OIL’S WELL THAT ENDS WELL: The real mystery has never been what caused the Plains All American Pipeline rupture in the first place. It’s always been why it didn’t happen sooner and much worse. These are not the doom-n-gloom musings by someone given to apocalyptic dementia. Instead, this question is triggered by new documentation — at least to me — detailing chronic quality-control problems that dogged construction of the All American Pipeline when it was first laid into the ground back in the 1980s. County records from that time show that 15 percent of the pipeline welds inspected during a three-day audit failed to meet minimum standards. That’s a lot. When those three days were up, Celeron denied the pipeline experts hired by the county further access to welding records.
I stumbled onto this new information while exploring how and why Plains All American — more precisely, its predecessor Celeron/All American — came to be the one and only pipeline operator in Santa Barbara County to successfully challenge the county’s authority to oversee and regulate pipeline-integrity issues. Why, I wondered, did Celeron take the County of Santa Barbara to federal court when none of the other pipeline owners operating in Santa Barbara saw fit to do the same? Because Celeron prevailed in that showdown, pipeline safety inspections and enforcement for the All American line were relegated to an egregiously understaffed and underfunded federal safety agency — the Pipeline and Hazardous Materials Safety Administration (PHMSA), at which the top three executive leadership positions are now conspicuously vacant.
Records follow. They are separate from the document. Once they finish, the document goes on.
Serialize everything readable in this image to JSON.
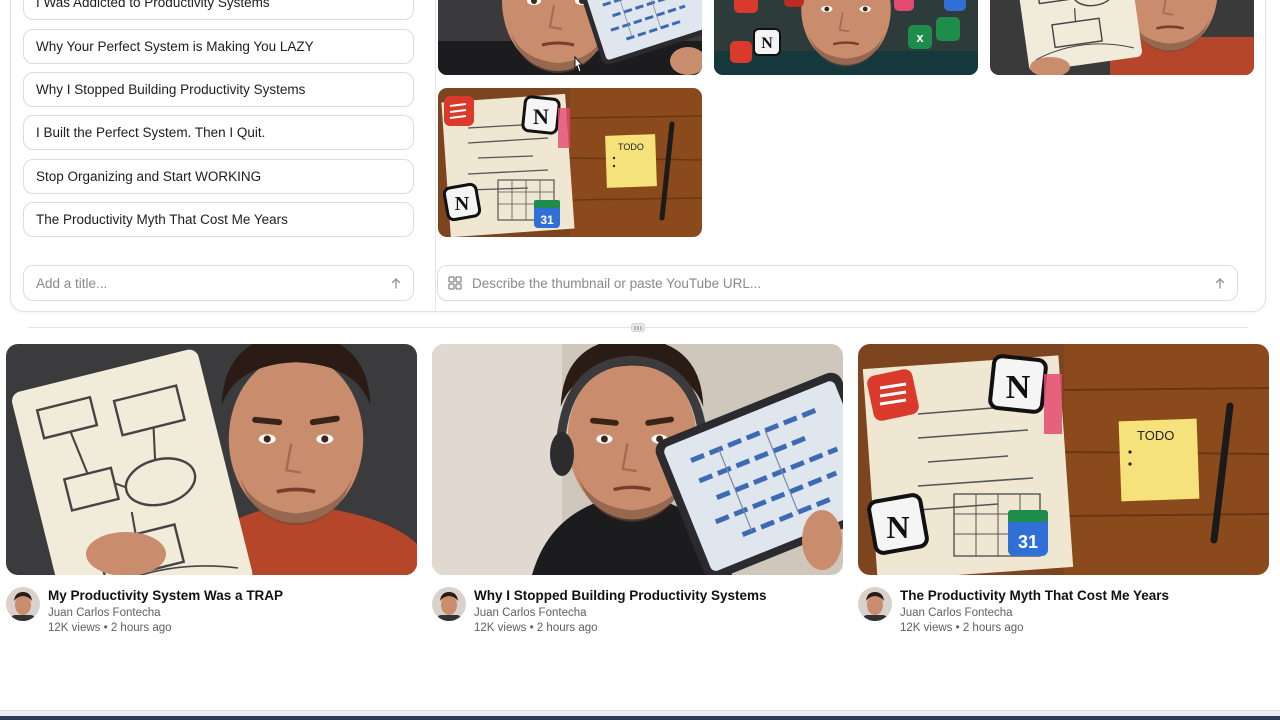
{
  "titles": {
    "items": [
      "I Was Addicted to Productivity Systems",
      "Why Your Perfect System is Making You LAZY",
      "Why I Stopped Building Productivity Systems",
      "I Built the Perfect System. Then I Quit.",
      "Stop Organizing and Start WORKING",
      "The Productivity Myth That Cost Me Years"
    ],
    "input_placeholder": "Add a title..."
  },
  "thumbnails": {
    "todo_label": "TODO",
    "calendar_number": "31",
    "input_placeholder": "Describe the thumbnail or paste YouTube URL..."
  },
  "previews": [
    {
      "title": "My Productivity System Was a TRAP",
      "channel": "Juan Carlos Fontecha",
      "stats": "12K views • 2 hours ago"
    },
    {
      "title": "Why I Stopped Building Productivity Systems",
      "channel": "Juan Carlos Fontecha",
      "stats": "12K views • 2 hours ago"
    },
    {
      "title": "The Productivity Myth That Cost Me Years",
      "channel": "Juan Carlos Fontecha",
      "stats": "12K views • 2 hours ago"
    }
  ],
  "colors": {
    "accent_red": "#d93a2b",
    "sticky_note": "#f6e27a",
    "wood": "#8a4a1c",
    "sweater_red": "#b5462a"
  }
}
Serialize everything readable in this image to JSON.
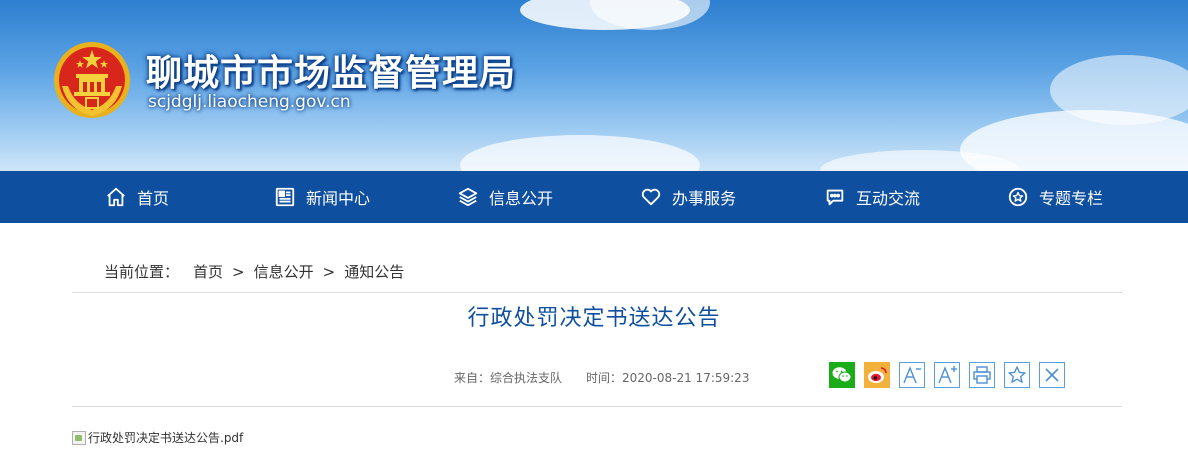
{
  "header": {
    "title": "聊城市市场监督管理局",
    "domain": "scjdglj.liaocheng.gov.cn",
    "emblem_icon": "national-emblem"
  },
  "nav": {
    "items": [
      {
        "label": "首页",
        "icon": "home-icon"
      },
      {
        "label": "新闻中心",
        "icon": "newspaper-icon"
      },
      {
        "label": "信息公开",
        "icon": "layers-icon"
      },
      {
        "label": "办事服务",
        "icon": "heart-icon"
      },
      {
        "label": "互动交流",
        "icon": "chat-icon"
      },
      {
        "label": "专题专栏",
        "icon": "star-circle-icon"
      }
    ],
    "background": "#0f4f9f"
  },
  "breadcrumb": {
    "label": "当前位置：",
    "items": [
      "首页",
      "信息公开",
      "通知公告"
    ],
    "separator": ">"
  },
  "article": {
    "title": "行政处罚决定书送达公告",
    "source": "来自：综合执法支队",
    "time": "时间：2020-08-21 17:59:23",
    "attachment": "行政处罚决定书送达公告.pdf"
  },
  "tools": [
    "wechat-share-icon",
    "weibo-share-icon",
    "font-decrease-icon",
    "font-increase-icon",
    "print-icon",
    "favorite-icon",
    "close-icon"
  ],
  "colors": {
    "accent": "#0f4f9f",
    "title": "#0f4f9f",
    "wechat": "#1aad19",
    "weibo": "#e6162d"
  }
}
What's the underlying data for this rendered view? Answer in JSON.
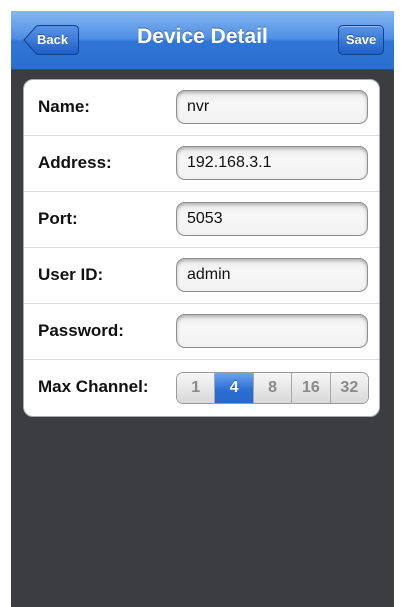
{
  "nav": {
    "title": "Device Detail",
    "back_label": "Back",
    "save_label": "Save"
  },
  "form": {
    "name": {
      "label": "Name:",
      "value": "nvr"
    },
    "address": {
      "label": "Address:",
      "value": "192.168.3.1"
    },
    "port": {
      "label": "Port:",
      "value": "5053"
    },
    "user_id": {
      "label": "User ID:",
      "value": "admin"
    },
    "password": {
      "label": "Password:",
      "value": ""
    },
    "max_channel": {
      "label": "Max Channel:",
      "options": [
        "1",
        "4",
        "8",
        "16",
        "32"
      ],
      "selected": "4"
    }
  },
  "colors": {
    "nav_blue": "#4d8ee5",
    "selected_segment": "#2d6fd4",
    "background": "#3b3d40"
  }
}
So what sparked the legal dispute that put PMHSA in the driver’s seat? Some blandly generic assertion of jurisdictional testosterone? It’s much more disturbing than that. By 1986, county administrators had grown concerned about allegations of slipshod welding practices by the crews laying the pipeline. Accordingly, the county hired a civil engineer who specialized in integrity audits of massive industrial projects, Richard K. Shogren. For three days in November 1986, an engineer employed by Shogren, Carl Ward, met with Celeron metallurgical engineer Rick Hill in the company’s Bakersfield offices. They rummaged through four boxes of radiographs — X-ray images showing the complete circumference of a weld. In all, 58 radiographs were inspected, a small test sample of the 9,500 welds throughout All American’s 70-mile stretch of pipe. Of the 58, seven were of such poor quality no assessment could be made. Of the 51 remaining, eight failed to meet the minimal standards established by the American Petroleum Institute. Of those eight, five failed to meet the minimal standards set by Celeron itself. No matter how Shogren did the math, only 60 percent of the welds inspected met minimum standards. Assuming the same proportions were manifest throughout the 70 miles of pipe running through the county, Shogren estimated there could be as many as 1,425 substandard welds. If the welds were assessed based on Celeron’s own standards, he concluded there could be as many as 900.